Examples of highly synthetic languages, also called polysynthetic, which can have several morphemes that attach to a root morpheme, are Turkish, Swahili, Nuu-chah-nulth, Japanese, among many others. Here are examples of a Lushootseed (Salish) sentence and one from Swahili. Notice the many morphemes within the verb and that each has a unique meaning (illustrated by the hyphens separating the distinct morphemes):

 

                           sqwəbayʔ  tiʔəʔ  sugwəčəb

                           sqwəbayʔ tiʔəʔ             s-u-gwəč-əb

                 dog          determiner  noun prefix-punctual-look for-middle-3rd person object

            ‘The one he is looking for is the dog.’                        (Thom Hess, personal communication)

 

                        Hawàtasóma kitabu

                        Ha-wà-ta-sóma                                           kitabu

                        negative-3rd person plural-future-read    book

                        ‘They will not read the book.’

 

In an analytic language, by contrast, grammatical information is conveyed by distinct words with no affixes, and relies much more on word order than affixes to express grammatical information.

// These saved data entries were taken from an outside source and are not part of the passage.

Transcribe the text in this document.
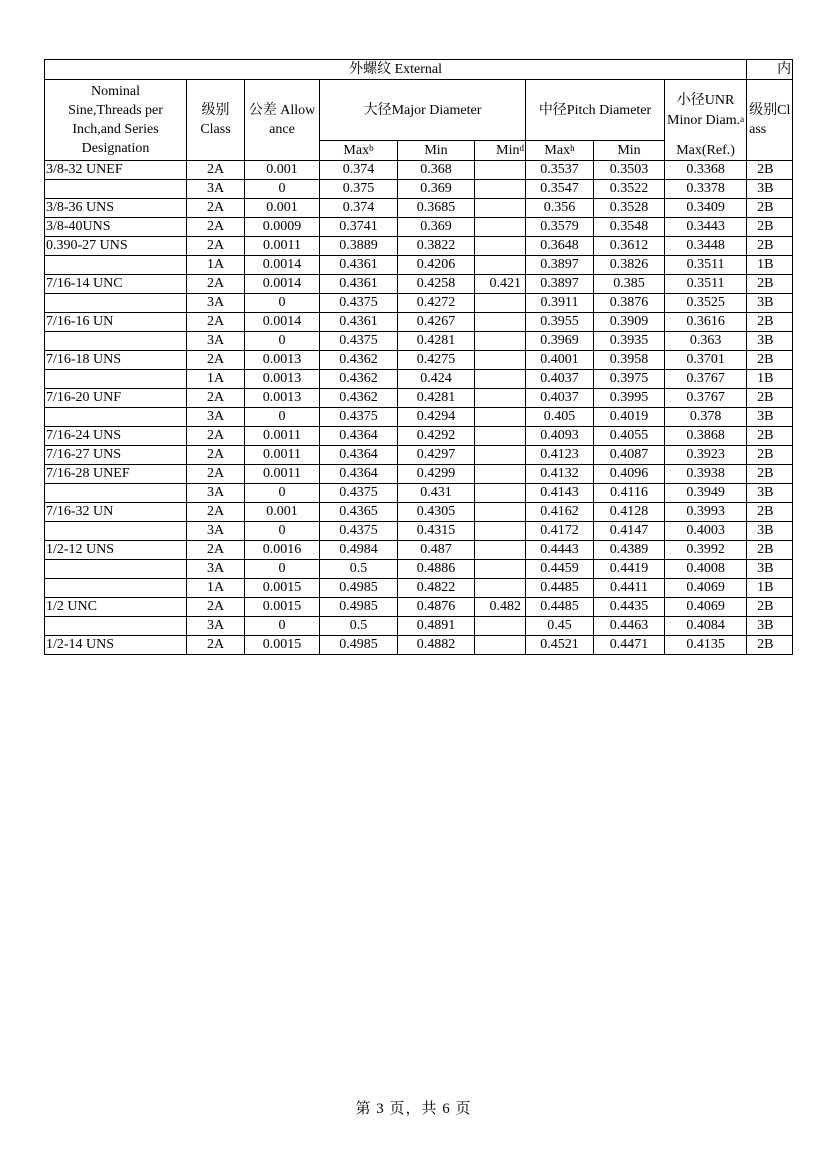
外螺纹 External									内
Nominal Sine,Threads per Inch,and Series Designation	级别 Class	公差 Allowance	大径Major Diameter			中径Pitch Diameter		小径UNR Minor Diam.$^a$	级别Class
			Max$^b$	Min	Min$^d$	Max$^h$	Min	Max(Ref.)	
3/8-32 UNEF	2A	0.001	0.374	0.368		0.3537	0.3503	0.3368	2B
	3A	0	0.375	0.369		0.3547	0.3522	0.3378	3B
3/8-36 UNS	2A	0.001	0.374	0.3685		0.356	0.3528	0.3409	2B
3/8-40UNS	2A	0.0009	0.3741	0.369		0.3579	0.3548	0.3443	2B
0.390-27 UNS	2A	0.0011	0.3889	0.3822		0.3648	0.3612	0.3448	2B
	1A	0.0014	0.4361	0.4206		0.3897	0.3826	0.3511	1B
7/16-14 UNC	2A	0.0014	0.4361	0.4258	0.421	0.3897	0.385	0.3511	2B
	3A	0	0.4375	0.4272		0.3911	0.3876	0.3525	3B
7/16-16 UN	2A	0.0014	0.4361	0.4267		0.3955	0.3909	0.3616	2B
	3A	0	0.4375	0.4281		0.3969	0.3935	0.363	3B
7/16-18 UNS	2A	0.0013	0.4362	0.4275		0.4001	0.3958	0.3701	2B
	1A	0.0013	0.4362	0.424		0.4037	0.3975	0.3767	1B
7/16-20 UNF	2A	0.0013	0.4362	0.4281		0.4037	0.3995	0.3767	2B
	3A	0	0.4375	0.4294		0.405	0.4019	0.378	3B
7/16-24 UNS	2A	0.0011	0.4364	0.4292		0.4093	0.4055	0.3868	2B
7/16-27 UNS	2A	0.0011	0.4364	0.4297		0.4123	0.4087	0.3923	2B
7/16-28 UNEF	2A	0.0011	0.4364	0.4299		0.4132	0.4096	0.3938	2B
	3A	0	0.4375	0.431		0.4143	0.4116	0.3949	3B
7/16-32 UN	2A	0.001	0.4365	0.4305		0.4162	0.4128	0.3993	2B
	3A	0	0.4375	0.4315		0.4172	0.4147	0.4003	3B
1/2-12 UNS	2A	0.0016	0.4984	0.487		0.4443	0.4389	0.3992	2B
	3A	0	0.5	0.4886		0.4459	0.4419	0.4008	3B
	1A	0.0015	0.4985	0.4822		0.4485	0.4411	0.4069	1B
1/2 UNC	2A	0.0015	0.4985	0.4876	0.482	0.4485	0.4435	0.4069	2B
	3A	0	0.5	0.4891		0.45	0.4463	0.4084	3B
1/2-14 UNS	2A	0.0015	0.4985	0.4882		0.4521	0.4471	0.4135	2B
第 3 页，共 6 页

In an analytic language, such as Vietnamese, the form of the verb is the same regardless of the subject of the verb, and no tense or other agreement marking is expressed on the verb. Consider the verb ãn, meaning ‘eat’ in the following paradigm:

 

tôi ãn                  I eat                                      chúng tôi ãn     we eat

anh ãn                you eat                                 các anh ãn        you (pl.) eat

anh â’y ãn          he eats                                  ho ãn                they eat

chi â’y ãn            she eats

nó ãn                  it eat                                                                          (Denham and Lobeck 2013, p. 189)

 

 

 

English has features of both analytic and synthetic languages. The affixes like the past tense marker –ed and the plural ­–s are synthetic features, but the fact that English relies on separate words to express future (I will eat. I am going to eat.) or to express negation (The student is not eating lunch) are examples of how grammatical information is expressed by separate words and word order rather than morphology. So in these ways, English has features of an analytic language.